There are those in history linked to horrific evil such that it would be hard to find even a substantial minority desiring to honor them-- let alone put their likeness on a pedestal. Other mortals have more stature as having the good fortune to have been present when a nation began or holding a high office--at least an office worthy of passing around on a coin or those little rectangles pasted on old forms of communication.

But what to do about the statues of those honoured by some and reviled by others? How many statues must come down? What are the criteria for removing one figure and keeping another? Did they fight for a worthy cause to protect the rights of their fellow citizens? Did their actions create a better society despite any flaws they may have? If they did any harm, was it overshadowed by a greater good?

Though I probably am way out of context, I cannot help but think of an old commandment against "graven images or likeness... (Exodus 20)" I think I know this verse is about idols and worshipping people rather than God. But perhaps there's something  to learn about human nature and statues. The fewer the better I say. Nations need their stories to forge a culture. But nations are about all the people -- not just a few public servants. And, although we may appreciate the good that others have done, let us not idolize them because whatever good leaders do, they do so with the help of millions of citizens.
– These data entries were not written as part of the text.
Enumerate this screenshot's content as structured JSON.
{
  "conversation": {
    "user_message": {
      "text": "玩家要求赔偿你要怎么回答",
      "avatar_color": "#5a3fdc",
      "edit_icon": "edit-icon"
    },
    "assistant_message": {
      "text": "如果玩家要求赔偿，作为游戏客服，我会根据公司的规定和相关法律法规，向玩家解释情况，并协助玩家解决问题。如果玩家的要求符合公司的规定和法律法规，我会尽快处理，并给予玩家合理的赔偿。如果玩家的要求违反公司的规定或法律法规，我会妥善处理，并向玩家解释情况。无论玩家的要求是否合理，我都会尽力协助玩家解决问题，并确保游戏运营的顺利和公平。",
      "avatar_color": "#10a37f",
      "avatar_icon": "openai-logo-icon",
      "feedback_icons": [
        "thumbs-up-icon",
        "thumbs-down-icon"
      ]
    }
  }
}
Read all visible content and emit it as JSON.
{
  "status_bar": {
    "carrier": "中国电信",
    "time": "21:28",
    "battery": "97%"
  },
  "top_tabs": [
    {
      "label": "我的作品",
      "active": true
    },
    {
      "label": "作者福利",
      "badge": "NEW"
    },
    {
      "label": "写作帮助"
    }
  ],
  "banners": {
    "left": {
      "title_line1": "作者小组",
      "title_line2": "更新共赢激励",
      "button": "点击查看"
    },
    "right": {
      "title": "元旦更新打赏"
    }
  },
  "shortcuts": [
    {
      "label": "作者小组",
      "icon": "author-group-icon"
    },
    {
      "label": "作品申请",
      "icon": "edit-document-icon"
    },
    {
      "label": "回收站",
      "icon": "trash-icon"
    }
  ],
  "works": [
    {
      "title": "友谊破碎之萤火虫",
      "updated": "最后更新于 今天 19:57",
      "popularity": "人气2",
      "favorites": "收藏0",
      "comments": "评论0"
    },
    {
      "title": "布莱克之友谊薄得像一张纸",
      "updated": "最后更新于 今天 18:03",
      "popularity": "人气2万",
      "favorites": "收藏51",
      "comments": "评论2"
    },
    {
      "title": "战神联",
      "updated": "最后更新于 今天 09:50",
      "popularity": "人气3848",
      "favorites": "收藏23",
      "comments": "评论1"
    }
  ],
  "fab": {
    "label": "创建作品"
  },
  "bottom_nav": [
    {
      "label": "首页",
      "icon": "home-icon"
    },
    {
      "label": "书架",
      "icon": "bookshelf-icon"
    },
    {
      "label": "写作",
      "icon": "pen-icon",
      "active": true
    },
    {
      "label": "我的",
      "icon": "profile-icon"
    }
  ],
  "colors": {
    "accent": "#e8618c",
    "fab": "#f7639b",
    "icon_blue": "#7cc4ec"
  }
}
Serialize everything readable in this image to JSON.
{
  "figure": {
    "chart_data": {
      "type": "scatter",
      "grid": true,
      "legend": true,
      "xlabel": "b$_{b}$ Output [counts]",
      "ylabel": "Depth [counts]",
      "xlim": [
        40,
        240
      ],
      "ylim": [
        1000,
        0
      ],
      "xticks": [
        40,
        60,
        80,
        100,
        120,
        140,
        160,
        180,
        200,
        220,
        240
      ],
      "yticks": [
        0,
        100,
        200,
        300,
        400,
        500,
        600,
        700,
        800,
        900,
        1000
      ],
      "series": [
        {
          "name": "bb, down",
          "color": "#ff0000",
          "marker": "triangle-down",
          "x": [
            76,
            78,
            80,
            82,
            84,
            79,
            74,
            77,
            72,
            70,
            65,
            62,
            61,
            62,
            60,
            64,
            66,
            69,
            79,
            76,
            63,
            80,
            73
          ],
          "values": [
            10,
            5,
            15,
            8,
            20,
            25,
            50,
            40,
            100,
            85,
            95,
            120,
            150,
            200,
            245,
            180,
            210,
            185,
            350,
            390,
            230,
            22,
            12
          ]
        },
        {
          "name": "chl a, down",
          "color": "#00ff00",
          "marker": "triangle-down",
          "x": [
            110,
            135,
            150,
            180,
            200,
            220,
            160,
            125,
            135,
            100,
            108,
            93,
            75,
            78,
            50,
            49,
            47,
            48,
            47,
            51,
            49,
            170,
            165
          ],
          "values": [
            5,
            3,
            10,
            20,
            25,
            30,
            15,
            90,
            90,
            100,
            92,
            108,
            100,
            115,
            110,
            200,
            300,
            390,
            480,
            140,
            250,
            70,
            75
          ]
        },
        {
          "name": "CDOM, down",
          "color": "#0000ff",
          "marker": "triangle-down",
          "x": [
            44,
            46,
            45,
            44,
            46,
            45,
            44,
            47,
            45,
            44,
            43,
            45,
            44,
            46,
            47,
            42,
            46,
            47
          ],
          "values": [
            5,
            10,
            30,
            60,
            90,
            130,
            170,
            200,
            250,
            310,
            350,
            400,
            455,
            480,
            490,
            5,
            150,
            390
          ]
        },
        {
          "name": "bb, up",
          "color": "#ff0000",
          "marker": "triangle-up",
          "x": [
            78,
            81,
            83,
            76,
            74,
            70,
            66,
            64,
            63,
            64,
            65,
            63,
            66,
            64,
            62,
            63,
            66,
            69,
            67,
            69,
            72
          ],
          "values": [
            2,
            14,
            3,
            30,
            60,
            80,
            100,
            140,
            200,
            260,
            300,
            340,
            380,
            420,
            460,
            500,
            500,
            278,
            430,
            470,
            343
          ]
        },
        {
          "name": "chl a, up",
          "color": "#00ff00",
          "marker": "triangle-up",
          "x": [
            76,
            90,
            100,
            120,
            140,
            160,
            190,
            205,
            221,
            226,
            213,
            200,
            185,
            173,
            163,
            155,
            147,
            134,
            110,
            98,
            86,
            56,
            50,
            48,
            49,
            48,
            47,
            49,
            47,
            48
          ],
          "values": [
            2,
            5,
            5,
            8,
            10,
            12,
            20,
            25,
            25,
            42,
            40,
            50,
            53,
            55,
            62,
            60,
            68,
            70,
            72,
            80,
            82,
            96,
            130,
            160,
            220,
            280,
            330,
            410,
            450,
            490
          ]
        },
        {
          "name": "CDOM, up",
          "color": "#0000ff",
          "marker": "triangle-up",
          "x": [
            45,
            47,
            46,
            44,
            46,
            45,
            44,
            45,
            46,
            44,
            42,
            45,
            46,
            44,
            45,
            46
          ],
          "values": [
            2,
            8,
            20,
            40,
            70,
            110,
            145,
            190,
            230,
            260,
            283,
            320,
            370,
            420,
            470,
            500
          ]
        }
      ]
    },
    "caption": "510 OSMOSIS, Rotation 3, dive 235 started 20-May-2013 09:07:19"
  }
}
We know about people's strengths and we know about their weaknesses. Statues become divisive--men (and the few women recognized in marble or stone) unlike God, have feet of clay. A statue becomes a cultural symbol around which people can rally like Christians hoisting a cross or patriots raising a flag -- as long as one doesn't look behind the myth and discern that sons and daughters of men are not divine. Let's face it. Human beings may rise to an occasion and lead but may very poor role models in other aspects of their lives.

Some say time heals. But the evidence suggests that many lifetimes pass until the stories statues evoke are part of history rather than symbols of present strife. The debate in the U.S. about removing certain statues is good evidence of the persistence of old divisions that have not healed.

My hope is that the battles are restricted to volleys of words rather than a hail of bullets. And that some people somewhere make peace with a meta-narrative that permits a free people to share their voices of what a statue means to them and their culture. In effect, we can place a limitation on statues with renewed narratives like the rennovation of slave barracks on an old American estate marking a part of history that should not be forgotten (Monticello). We may also view some statues as artifacts of a bygone era in museums where narratives can put matters in perspective.